A peine installée dans son poste de chef de l’Opposition officielle, la députée fédérale Nycole Turmel s’est vue plonger dans une controverse qui est venue sortir la classe politique de sa torpeur estivale. C’est comme si quelqu’un avait attendu le moment propice pour couler la nouvelle aux médias. En fait, il n’y a aucun doute que c’est le cas.
Ce n’est évidemment pas le scénario qu’avait envisagé Jack Layton lorsqu’il a fait connaître sa recommandation de nommer madame Turmel comme chef intérimaire. La tempête provoquée n’augure rien de bon pour sa formation. Surtout pour les sièges détenus dans l’Ouest du pays. Les lignes ouvertes n’ont pas dérougi des commentaires enflammés et mêmes carrément enragés venant de personnes outrées de ses affiliations récentes avec les souverainistes. Il faut dire que pour bon nombre de personnes au Canada anglais, ce fait vous disqualifie à tout jamais d’occuper un poste à responsabilité sur la scène fédérale.
Bien sûr que le NPD aurait très bien pu se passer de cette controverse. Il aurait aussi très bien pu l’éviter avec quelques vérifications élémentaires. En fait, le plus étonnant, c’est qu’on nous dise que le NPD connaissait l’allégeance de madame Turmel envers le Bloc. Qui plus est, il était bien connu dans les milieux politiques que lorsqu’elle était présidente du Syndicat canadien de la fonction publique, elle avait appuyé des candidats du Bloc québécois.
D’ailleurs, l’ancien député fédéral qu’elle a défait lors des dernières élections en avait fait état durant la récente campagne électorale. Qu’à cela ne tienne, le chef Jack Layton en a fait son choix pour prendre la barre du parti le temps qu’il prenne soin de sa santé.
Mais, est-ce que les révélations au sujet de madame Turmel justifient les réactions vitrioliques de ces derniers jours ? Le chef du NPD de la Colombie-Britannique, Adrian Dix, avait raison lorsqu’il a dit récemment qu’un bon nombre d’électeurs québécois qui votaient pour le Bloc québécois n’étaient pas nécessairement indépendantistes. Je sais que pour beaucoup, cela semble être une énorme contradiction, mais quiconque a vécu au Québec reconnaîtra une situation qui n’est pas hors du commun.

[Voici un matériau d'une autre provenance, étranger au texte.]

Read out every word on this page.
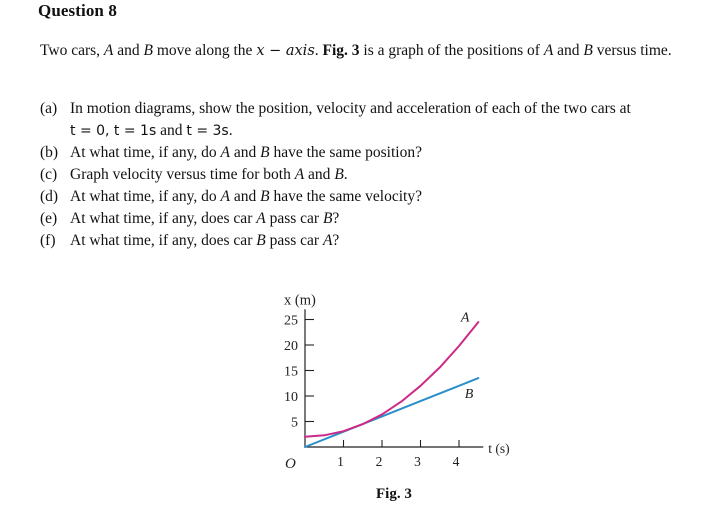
Question 8
Two cars, A and B move along the x − axis. Fig. 3 is a graph of the positions of A and B versus time.
(a) In motion diagrams, show the position, velocity and acceleration of each of the two cars at
t = 0, t = 1s and t = 3s.
(b) At what time, if any, do A and B have the same position?
(c) Graph velocity versus time for both A and B.
(d) At what time, if any, do A and B have the same velocity?
(e) At what time, if any, does car A pass car B?
(f) At what time, if any, does car B pass car A?
5
10
15
20
25
1 2 3 4
O
x (m)
t (s)
A
B
Fig. 3
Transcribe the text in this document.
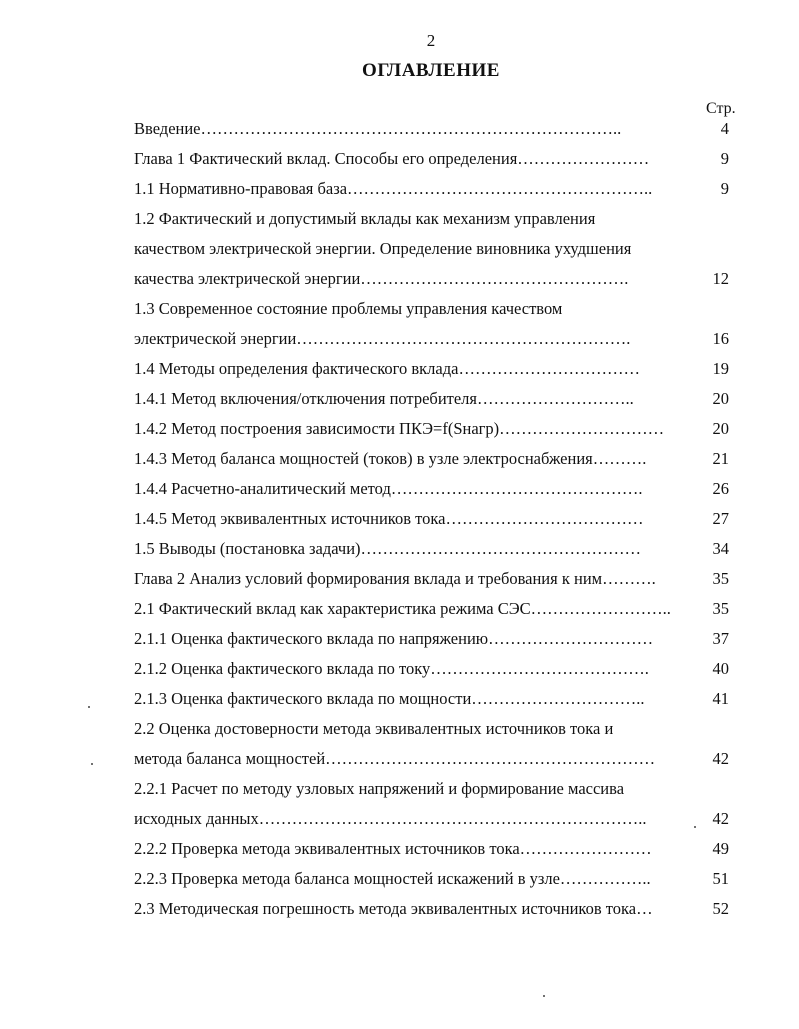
2
ОГЛАВЛЕНИЕ
Стр.
Введение…………………………………………………………………..	4
Глава 1 Фактический вклад. Способы его определения……………………	9
1.1 Нормативно-правовая база………………………………………………..	9
1.2 Фактический и допустимый вклады как механизм управления
качеством электрической энергии. Определение виновника ухудшения
качества электрической энергии………………………………………….	12
1.3 Современное состояние проблемы управления качеством
электрической энергии…………………………………………………….	16
1.4 Методы определения фактического вклада……………………………	19
1.4.1 Метод включения/отключения потребителя………………………..	20
1.4.2 Метод построения зависимости ПКЭ=f(Sнагр)…………………………	20
1.4.3 Метод баланса мощностей (токов) в узле электроснабжения……….	21
1.4.4 Расчетно-аналитический метод……………………………………….	26
1.4.5 Метод эквивалентных источников тока………………………………	27
1.5 Выводы (постановка задачи)……………………………………………	34
Глава 2 Анализ условий формирования вклада и требования к ним……….	35
2.1 Фактический вклад как характеристика режима СЭС……………………..	35
2.1.1 Оценка фактического вклада по напряжению…………………………	37
2.1.2 Оценка фактического вклада по току………………………………….	40
2.1.3 Оценка фактического вклада по мощности…………………………..	41
2.2 Оценка достоверности метода эквивалентных источников тока и
метода баланса мощностей……………………………………………………	42
2.2.1 Расчет по методу узловых напряжений и формирование массива
исходных данных……………………………………………………………..	42
2.2.2 Проверка метода эквивалентных источников тока……………………	49
2.2.3 Проверка метода баланса мощностей искажений в узле……………..	51
2.3 Методическая погрешность метода эквивалентных источников тока…	52
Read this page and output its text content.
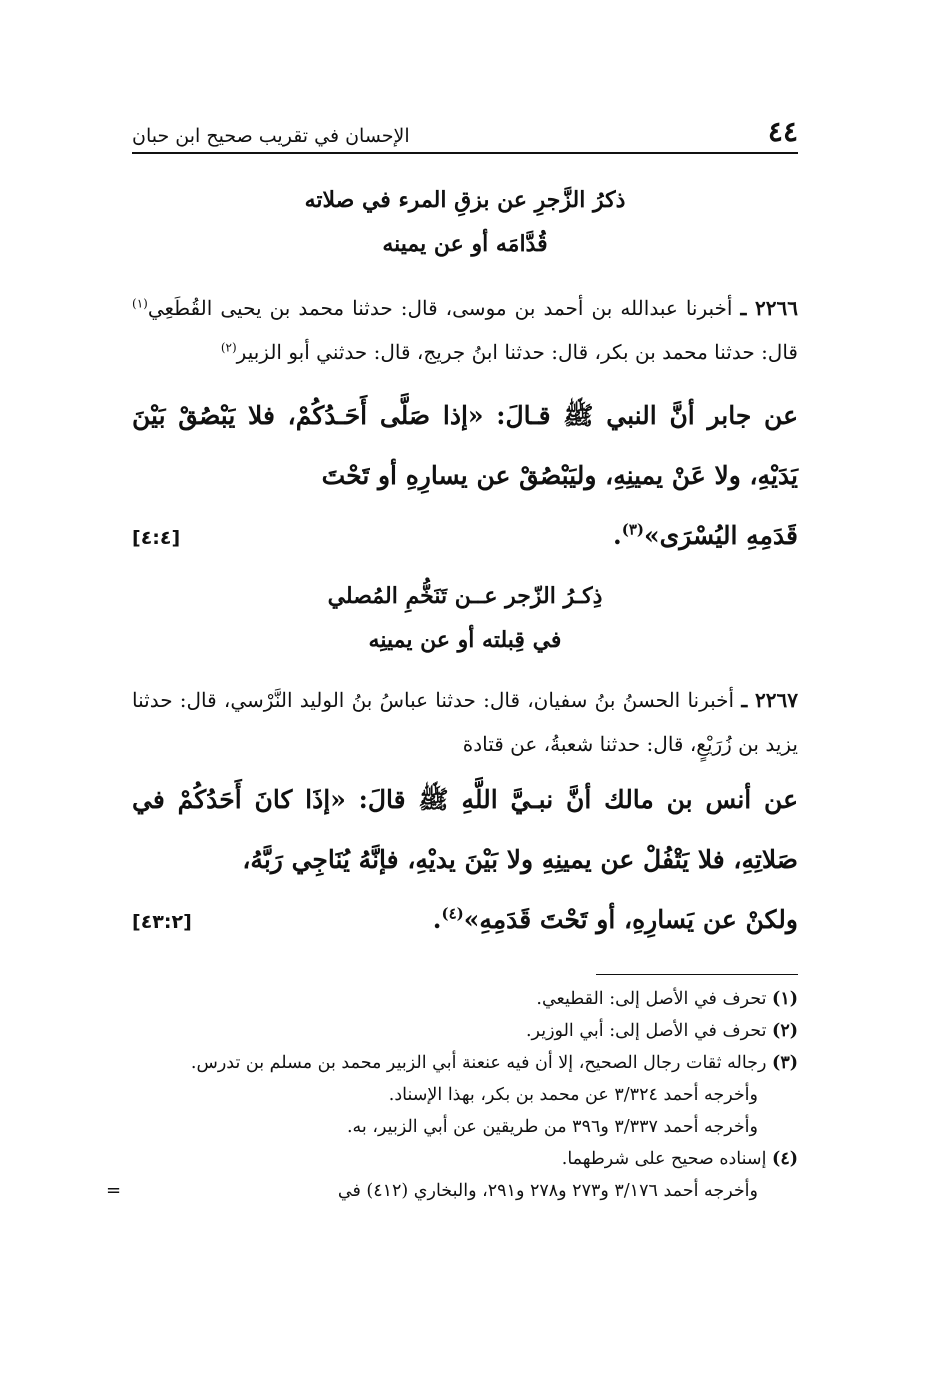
٤٤
الإحسان في تقريب صحيح ابن حبان
ذكرُ الزَّجرِ عن بزقِ المرء في صلاته
قُدَّامَه أو عن يمينه
٢٢٦٦ ـ أخبرنا عبدالله بن أحمد بن موسى، قال: حدثنا محمد بن يحيى القُطَعِي$^{(١)}$ قال: حدثنا محمد بن بكر، قال: حدثنا ابنُ جريج، قال: حدثني أبو الزبير$^{(٢)}$
عن جابر أنَّ النبي ﷺ قـالَ: «إذا صَلَّى أَحَـدُكُمْ، فلا يَبْصُقْ بَيْنَ يَدَيْهِ، ولا عَنْ يمينِهِ، وليَبْصُقْ عن يسارِهِ أو تَحْتَ
قَدَمِهِ اليُسْرَى»$^{(٣)}$.
[٤:٤]
ذِكـرُ الزّجر عــن تَنَخُّمِ المُصلي
في قِبلته أو عن يمينِه
٢٢٦٧ ـ أخبرنا الحسنُ بنُ سفيان، قال: حدثنا عباسُ بنُ الوليد النَّرْسي، قال: حدثنا يزيد بن زُرَيْعٍ، قال: حدثنا شعبةُ، عن قتادة
عن أنس بن مالك أنَّ نبـيَّ اللَّهِ ﷺ قالَ: «إذَا كانَ أَحَدُكُمْ في صَلاتِهِ، فلا يَتْفُلْ عن يمينِهِ ولا بَيْنَ يديْهِ، فإنَّهُ يُنَاجِي رَبَّهُ،
ولكنْ عن يَسارِهِ، أو تَحْتَ قَدَمِهِ»$^{(٤)}$.
[٤٣:٢]
(١) تحرف في الأصل إلى: القطيعي.
(٢) تحرف في الأصل إلى: أبي الوزير.
(٣) رجاله ثقات رجال الصحيح، إلا أن فيه عنعنة أبي الزبير محمد بن مسلم بن تدرس.
وأخرجه أحمد ٣/٣٢٤ عن محمد بن بكر، بهذا الإسناد.
وأخرجه أحمد ٣/٣٣٧ و٣٩٦ من طريقين عن أبي الزبير، به.
(٤) إسناده صحيح على شرطهما.
وأخرجه أحمد ٣/١٧٦ و٢٧٣ و٢٧٨ و٢٩١، والبخاري (٤١٢) في
=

Le fait qu’elle ait été membre du Bloc ne devrait évidemment pas la disqualifier pour être membre d’une formation fédéraliste. Les autres partis politiques fédéraux présents sur la scène québécoise sont aussi confrontés à la même réalité. D’ailleurs, la politique au Québec explique un peu cette situation qui peu sembler incongrue.
Contrairement à la plupart des autres provinces canadiennes, les partis politiques fédéraux n’ont pas de section québécoise qui œuvre sur la scène provinciale. C’est le cas de tous les partis fédéraux, outre le Parti vert. Donc, le Nouveau Parti Démocratique a très certainement reçu au fil des ans le vote d’électeurs dont l’allégeance provinciale était pour une formation indépendantiste. Le contraire m’étonnerait grandement.
Mais la situation de madame Turmel est quand même différente puisqu’elle est devenue chef intérimaire d’une formation fédéraliste qui est aussi la Loyale Opposition de sa Majesté. Il faut quand même pouvoir être intellectuellement honnête avec soi même. On ne peut être fédéraliste tout en ayant des velléités indépendantistes. On peut donc facilement comprendre pourquoi madame Turmel y est allée d’une profession de foi fédéraliste suite à la publication de ses allégeances qu’elle qualifie de passées.
Pour le Bloc québécois, qui a subi une raclée électorale aux mains du NPD, cette nouvelle doit faire un peu son affaire. Toutefois, c’est le premier ministre Harper qui ne doit pas cesser de se pincer pour être certain qu’il ne rêve pas. Voici un premier ministre qui ne fait face qu’à des chefs intérimaires sur les banquettes de l’opposition. Et voilà que la controverse frappe l’opposition officielle. La rentrée parlementaire à Ottawa sera intéressante, c’est le moins que l’on puisse dire. Entre-temps, Stephen Harper continue de vivre un été de rêve.